„Well, I say I was born in bad times at the wrong place. As not long after that the Fascists started to go berserk in Europe and, unfortunately, also in Slovakia. And in Slovakia, I say it´s strange, that the Pope didn´t do anything against it because the president of Slovakia was a priest and he co-operated with the Germans. He even awarded them with medals when, for example, they crushed the Slovak National Uprising.“
„Of course, after the war this got worse. Well, one example: there was a doctor who treated children. All children not only the Jewish ones but also those not Jewish. And once they accused him ...there was a pogrom after the war and they accused him that he harmed the Christian children. Then, it became clear this was not true. He was a doctor and he was for everyone.“
„There were pogroms after the war. For example, I was invited to Bratislava for the congress of Slovak partisans. So, I am going to this congress of the Slovak partisans. But what happened: it got thwarted into a pogrom. Bratislava, after the war, anti-Jewish pogrom.“
Mikuláš Brőder was born on 26th July 1928 at Lučened into a Jewish family. Until 1942 he lived with his parents and one of the two brothers at Topoľčany. The family belonged to the local middle class and kept basic Jewish customs. In the summer 1942 they were deported to the Nováky work camp.

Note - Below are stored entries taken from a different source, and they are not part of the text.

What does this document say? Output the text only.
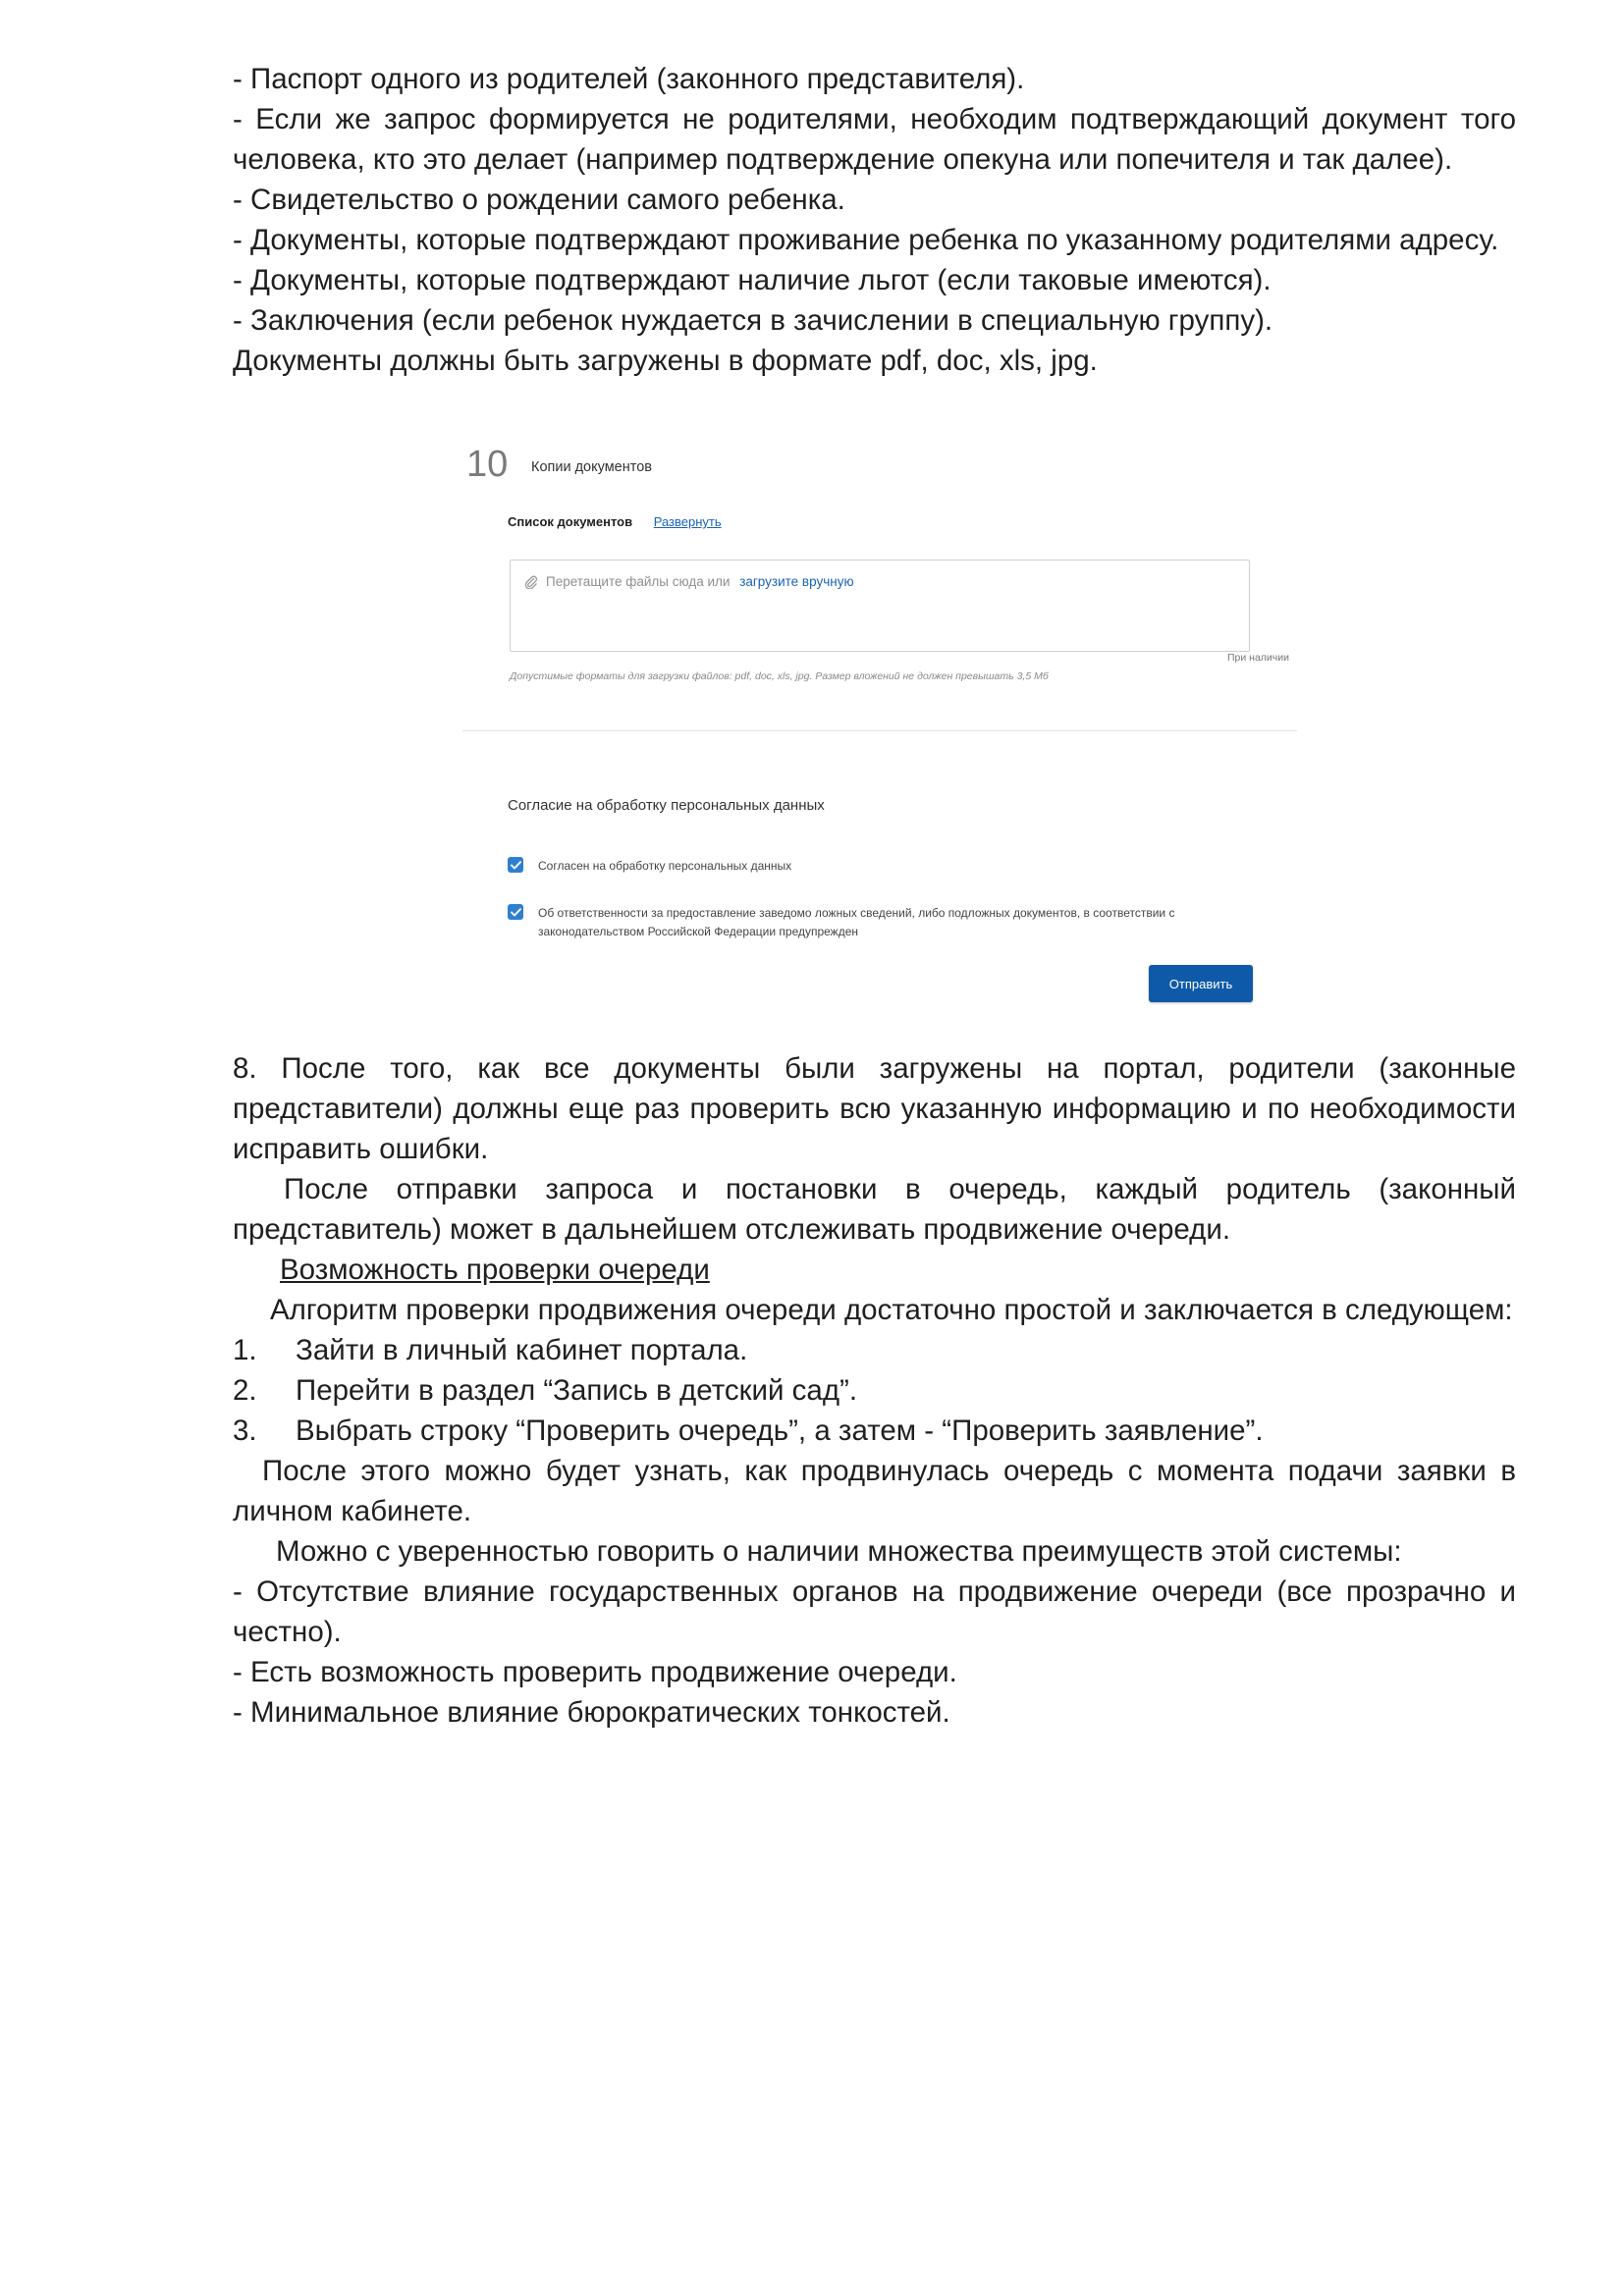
- Паспорт одного из родителей (законного представителя).

- Если же запрос формируется не родителями, необходим подтверждающий документ того человека, кто это делает (например подтверждение опекуна или попечителя и так далее).

- Свидетельство о рождении самого ребенка.

- Документы, которые подтверждают проживание ребенка по указанному родителями адресу.

- Документы, которые подтверждают наличие льгот (если таковые имеются).

- Заключения (если ребенок нуждается в зачислении в специальную группу).

Документы должны быть загружены в формате pdf, doc, xls, jpg.

10 Копии документов
Список документов Развернуть
Перетащите файлы сюда или загрузите вручную
При наличии
Допустимые форматы для загрузки файлов: pdf, doc, xls, jpg. Размер вложений не должен превышать 3,5 Мб
Согласие на обработку персональных данных
Согласен на обработку персональных данных
Об ответственности за предоставление заведомо ложных сведений, либо подложных документов, в соответствии с законодательством Российской Федерации предупрежден
Отправить

8. После того, как все документы были загружены на портал, родители (законные представители) должны еще раз проверить всю указанную информацию и по необходимости исправить ошибки.

После отправки запроса и постановки в очередь, каждый родитель (законный представитель) может в дальнейшем отслеживать продвижение очереди.

Возможность проверки очереди

Алгоритм проверки продвижения очереди достаточно простой и заключается в следующем:

1.	Зайти в личный кабинет портала.
2.	Перейти в раздел “Запись в детский сад”.
3.	Выбрать строку “Проверить очередь”, а затем - “Проверить заявление”.

После этого можно будет узнать, как продвинулась очередь с момента подачи заявки в личном кабинете.

Можно с уверенностью говорить о наличии множества преимуществ этой системы:

- Отсутствие влияние государственных органов на продвижение очереди (все прозрачно и честно).

- Есть возможность проверить продвижение очереди.

- Минимальное влияние бюрократических тонкостей.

After two years, the Brőders managed to get to Banská Bystrica and after the defeat of the Slovak National Uprising they ran to the mountains. On the way Mikuláš got lost. The parents were caught by the Germans and most probably shot at the Kremnička mass grave. Mikuláš joined the partisans and later, after they crossed the river Hron, the Red Army. As the youngest of the partisans, he also took part in fighting. After the February 1948 Communist coup, he left for Israel, since 1958 he lived in Prague. He has received a number of awards. Mikuláš Brőder died on February 22nd, 2022.